My client had a twin configuration with 2 of these identical servers in a CCM cluster, hence no downtime or data loss ever experienced. The cluster worked fine and the other machine took over all the 90+ phone registrations when the first one failed.
For community informational purposes I will state my workaround on how I got the RAID1 up and running again.
DISCLAIMER - Use this information at your own risk. There are several factors that can change between systems and or mistakes that you can make to render any further recovery impossible. Do this at your own risk. If you have no familiarity with these commands, ask an experienced tech for help.

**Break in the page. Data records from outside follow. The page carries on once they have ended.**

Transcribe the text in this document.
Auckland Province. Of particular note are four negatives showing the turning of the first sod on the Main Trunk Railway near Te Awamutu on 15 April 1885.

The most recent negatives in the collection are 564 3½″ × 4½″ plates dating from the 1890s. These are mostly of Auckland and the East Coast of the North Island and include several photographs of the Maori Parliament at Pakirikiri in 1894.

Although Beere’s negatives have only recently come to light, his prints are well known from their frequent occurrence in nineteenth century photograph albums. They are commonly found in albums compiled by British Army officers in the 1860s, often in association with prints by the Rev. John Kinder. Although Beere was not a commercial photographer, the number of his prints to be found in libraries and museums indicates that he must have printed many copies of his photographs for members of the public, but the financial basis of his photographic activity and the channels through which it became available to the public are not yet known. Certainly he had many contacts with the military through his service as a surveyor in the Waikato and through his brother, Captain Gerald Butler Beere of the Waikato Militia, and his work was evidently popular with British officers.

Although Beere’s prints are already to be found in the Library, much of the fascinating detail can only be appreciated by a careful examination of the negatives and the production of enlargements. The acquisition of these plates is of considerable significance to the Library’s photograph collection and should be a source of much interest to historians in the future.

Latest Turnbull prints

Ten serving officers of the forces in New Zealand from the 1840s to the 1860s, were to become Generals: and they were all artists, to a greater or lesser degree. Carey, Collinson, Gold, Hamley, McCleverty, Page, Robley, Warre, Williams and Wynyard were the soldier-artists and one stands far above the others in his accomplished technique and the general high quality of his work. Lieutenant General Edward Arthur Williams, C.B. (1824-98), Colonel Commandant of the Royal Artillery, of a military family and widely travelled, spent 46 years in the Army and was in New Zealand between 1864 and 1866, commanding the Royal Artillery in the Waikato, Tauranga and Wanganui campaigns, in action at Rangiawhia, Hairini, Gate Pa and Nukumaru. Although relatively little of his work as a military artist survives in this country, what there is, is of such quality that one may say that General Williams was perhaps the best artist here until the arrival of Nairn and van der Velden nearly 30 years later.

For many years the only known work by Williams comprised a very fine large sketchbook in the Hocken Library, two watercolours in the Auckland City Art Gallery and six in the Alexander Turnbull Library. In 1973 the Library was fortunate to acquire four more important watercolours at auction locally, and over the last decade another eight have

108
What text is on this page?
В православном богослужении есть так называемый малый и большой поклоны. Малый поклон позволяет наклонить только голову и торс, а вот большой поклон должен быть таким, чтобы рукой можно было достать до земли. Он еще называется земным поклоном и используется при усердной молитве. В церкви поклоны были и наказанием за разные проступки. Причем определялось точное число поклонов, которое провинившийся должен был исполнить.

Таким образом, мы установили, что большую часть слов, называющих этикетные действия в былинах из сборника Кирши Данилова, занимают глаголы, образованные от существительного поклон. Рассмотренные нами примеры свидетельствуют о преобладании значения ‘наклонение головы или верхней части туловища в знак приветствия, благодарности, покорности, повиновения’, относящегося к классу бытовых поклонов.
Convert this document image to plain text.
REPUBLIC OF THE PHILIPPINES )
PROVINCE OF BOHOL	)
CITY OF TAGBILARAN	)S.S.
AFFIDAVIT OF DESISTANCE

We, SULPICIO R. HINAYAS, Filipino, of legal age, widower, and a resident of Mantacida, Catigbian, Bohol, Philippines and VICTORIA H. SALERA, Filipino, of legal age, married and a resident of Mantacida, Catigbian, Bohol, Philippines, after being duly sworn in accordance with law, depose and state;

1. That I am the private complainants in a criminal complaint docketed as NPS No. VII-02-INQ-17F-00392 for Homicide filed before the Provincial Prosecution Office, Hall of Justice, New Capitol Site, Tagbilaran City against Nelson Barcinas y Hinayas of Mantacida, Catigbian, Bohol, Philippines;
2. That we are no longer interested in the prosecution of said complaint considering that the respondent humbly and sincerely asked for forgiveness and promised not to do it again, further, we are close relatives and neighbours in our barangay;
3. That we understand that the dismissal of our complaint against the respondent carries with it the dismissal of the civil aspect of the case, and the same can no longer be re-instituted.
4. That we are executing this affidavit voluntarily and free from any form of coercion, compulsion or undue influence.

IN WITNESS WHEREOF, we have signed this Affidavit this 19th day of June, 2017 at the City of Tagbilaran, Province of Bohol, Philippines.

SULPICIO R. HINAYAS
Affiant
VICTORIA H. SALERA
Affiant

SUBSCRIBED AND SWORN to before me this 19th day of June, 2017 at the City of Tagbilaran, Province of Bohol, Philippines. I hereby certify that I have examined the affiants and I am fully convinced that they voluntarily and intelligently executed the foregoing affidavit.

In my case, I did this using a Knoppix LiveCD which I often use for booting "generic" systems where I have no specific rescue disk and works very well (it works fine even through the graphical ILO but remember to disable DRM on boot if you prefer GUI environments).
The steps I took are:
- cloned the good disk on the new disk (I suggest using ddrescue, very fast and effective in handling possible read errors - however the source disk was intact and clean - keep this in mind before cloning)
- backed up the MBR of the good disk on a USB key (not going into technical details of loader sectors and partition sectors, just save the first 512bytes of track 0 sector 0 using dd with count and bs options - plenty of references on how to do this on the net)
- *destroyed* the RAID1 Metadata by deleting the RAID1 config from the BIOS
- recreated the exact same RAID1 config from BIOS selecting QUICKINIT - MOST IMPORTANT! The previous good disk and the new disk this way have RAID metadata chksum signature information correctly rewritten to Metadata sectors but NO DATA SECTORS are overwritten IF the RAID configuration is identical and DISK size does not change - beware - this may not work for all controllers for reasons that go beyond the scope of this post!).
- booted back to LIVECD and while doing checked that BIOS successfully installed on INT13 which it now did reporting a healthy RAID1 volume
- restored previously saved MBR to BOTH disks and checked (fisk -l) that partitions were alive and well (gparted) by mounting and fscking them. All clean. If any errors occur DO NOT proceed to boot. Fix the errors on the source (good) disk and redo the clone.
- Reinstalled GRUB on both disks (grub-install) specifying correct root devices which in my case were /dev/sda and /dev/sdb (check grub documentation)
- Removed live CD and rebooted. System went up as if it never had crashed.
Additinoally, I also suggest booting using the ROOT=LABEL=/ option to select the root partition to mount in GRUB menu (there is an already specified kernel with this config though it is not the default depending also on the version of your CCM). This way, you are certain to mount the correct root partition as the label is the same between both disks (the partition descriptors differ as one is /dev/sda1 and the other is /dev/sdb1 though the lables are both root).
If you ever need to recover a RAID1 that fails to boot because of the above reasons so the rebuild is impossible and have no other option (and have your data backed up and you want to cut the recovery/restore or reinstall time) then do this at your own risk and keep your fingers crossed.